Russian authorities want to silence Stalin’s repression
By the decision of the Supreme Soviet of the Russian SFSR on October 18, 1991, October 30 was declared the Day of Remembrance of the Victims of Political Repression. However, in the Russian Federation, the day was also celebrated this year.
On October 30, 1974, human rights activists (dissidents) in the apartment of academician Andrei Sakharov informed him that prisoners in Mordovia and Perm Oblast had started a hunger strike and were demanding political prisoner status.
It must be admitted that this day is being celebrated in an increasingly modest way, no longer by members of government, but mainly by local government employees. Nor is it certain that the day would be celebrated at all today if the Orthodox Church did not organise prayers commemorating the innocent dead.
In addition, there has been a trend in recent years of destruction and looting of memorials to victims of repression. Writings justifying the repression and praising Stalin’s actions are increasingly appearing. In 2021, Memorial, an association dedicated to researching the repression and commemorating the victims, was placed on the list of foreign agents. The Prosecutor’s Office reported that the organisation ‘creates an image of the USSR as a terrorist state and rehabilitates Nazi criminals’. In recent years, however, the reference to the Day of Remembrance of the Victims of Repression has disappeared from the calendar.
How do Finno-Ugric peoples and their organisations mark the Day of Remembrance of the Repressed? It turns out that almost none of the national organisations considered it important, with the exception of the Mari Ushem – Mari Union. Yet it is a very important day to remember the national elite of the Finno-Ugric peoples who were victims of the repression of the 1930s.
The Day of Remembrance of those who died in the repressions was also not considered significant by the local newspapers of the republics, neither in Russian nor in the national languages.
To some extent, the day’s celebrations can be traced through the social network VKontakte.
Here is an entry by a young Mari national activist Viktor Novogorsky on his VKontakte account on 1 November 2023 (also visible on 1 Nov in Facebook under Viktor Novogorsky’s account):
‘On the cold morning of 30 October, Mari activists, patriots and veterans gathered at the Memorial to the Victims of Repression in Yoshkar-Ola to commemorate the victims of Stalin’s repressions. We were united on that day, but every year the number of those gathered dwindles, reflecting what is happening in society – the tightening of screws and the silent press. There was no permission to hold a rally, no microphone, no bus to take us to the places of execution and burial.

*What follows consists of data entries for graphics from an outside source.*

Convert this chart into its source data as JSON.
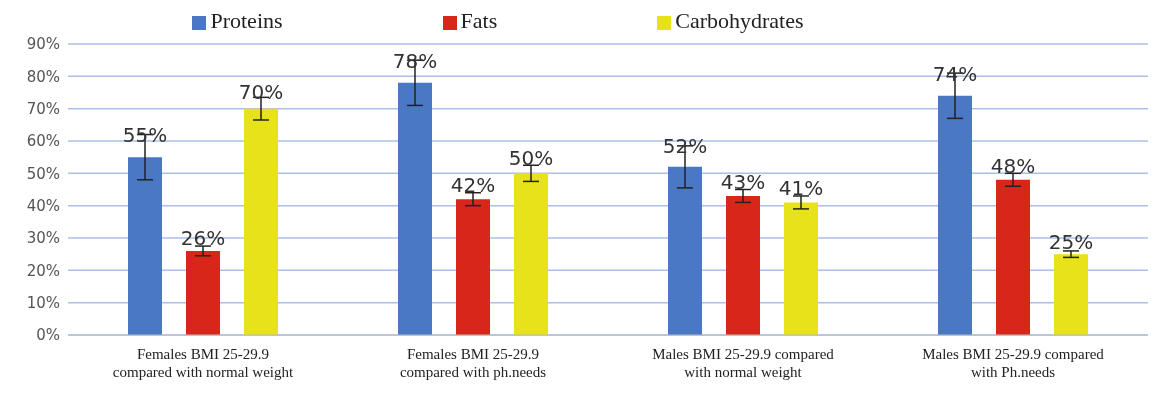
{
  "chart_data": {
    "type": "bar",
    "categories": [
      "Females BMI 25-29.9 compared with normal weight",
      "Females BMI 25-29.9 compared with ph.needs",
      "Males BMI 25-29.9 compared with normal weight",
      "Males BMI 25-29.9 compared with Ph.needs"
    ],
    "series": [
      {
        "name": "Proteins",
        "color": "#4a78c4",
        "values": [
          55,
          78,
          52,
          74
        ],
        "errors": [
          7,
          7,
          6.5,
          7
        ],
        "value_labels": [
          "55%",
          "78%",
          "52%",
          "74%"
        ]
      },
      {
        "name": "Fats",
        "color": "#d8261a",
        "values": [
          26,
          42,
          43,
          48
        ],
        "errors": [
          1.5,
          2,
          2,
          2
        ],
        "value_labels": [
          "26%",
          "42%",
          "43%",
          "48%"
        ]
      },
      {
        "name": "Carbohydrates",
        "color": "#e8e21a",
        "values": [
          70,
          50,
          41,
          25
        ],
        "errors": [
          3.5,
          2.5,
          2,
          1
        ],
        "value_labels": [
          "70%",
          "50%",
          "41%",
          "25%"
        ]
      }
    ],
    "ylim": [
      0,
      90
    ],
    "yticks": [
      {
        "value": 0,
        "label": "0%"
      },
      {
        "value": 10,
        "label": "10%"
      },
      {
        "value": 20,
        "label": "20%"
      },
      {
        "value": 30,
        "label": "30%"
      },
      {
        "value": 40,
        "label": "40%"
      },
      {
        "value": 50,
        "label": "50%"
      },
      {
        "value": 60,
        "label": "60%"
      },
      {
        "value": 70,
        "label": "70%"
      },
      {
        "value": 80,
        "label": "80%"
      },
      {
        "value": 90,
        "label": "90%"
      }
    ],
    "grid": "y",
    "legend": "top"
  }
}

For the fourth year now, I have been standing at the memorial wall of the victims to pay tribute to the representatives of the intelligentsia, the personalities, who came from the Mari people and were murdered. I am here as a representative of the entire ethnos, a representative of the young, who know and remember the tragedy of the 20th century, the catastrophe of the small Mari people: In Stalin’s repressions, the Mari people lost 90 per cent of its elite, including the best – from the writers Chavain and Olyk Ipai, Osyp Shabdar to Timofei Yevseyev.
For me, the repressions have a personal and important meaning, because my grandfather turned out to be a kulak and was punished twice in different camps and deportation places.
People brought carnations to the memorial, made speeches and commemorated what had happened. I note Nikolai Araksheev, director of the GULAG Museum, a researcher and historian of the repressions, a hero of our times, who every year organises a flower-laying ceremony as a symbol of remembrance of those who were killed, a tour of the place of death in the Mendurov Forest and tells people about what happened.
The memory must live on, generations must remember, it is our history….’
Ironically, 2023 in Yoshkar-Ola was not without repression. Kirill Voitovich was detained by law enforcement agents for placing a poster in his own language on the memorial wall commemorating the Belarusian writers shot on 29–30 October 1937.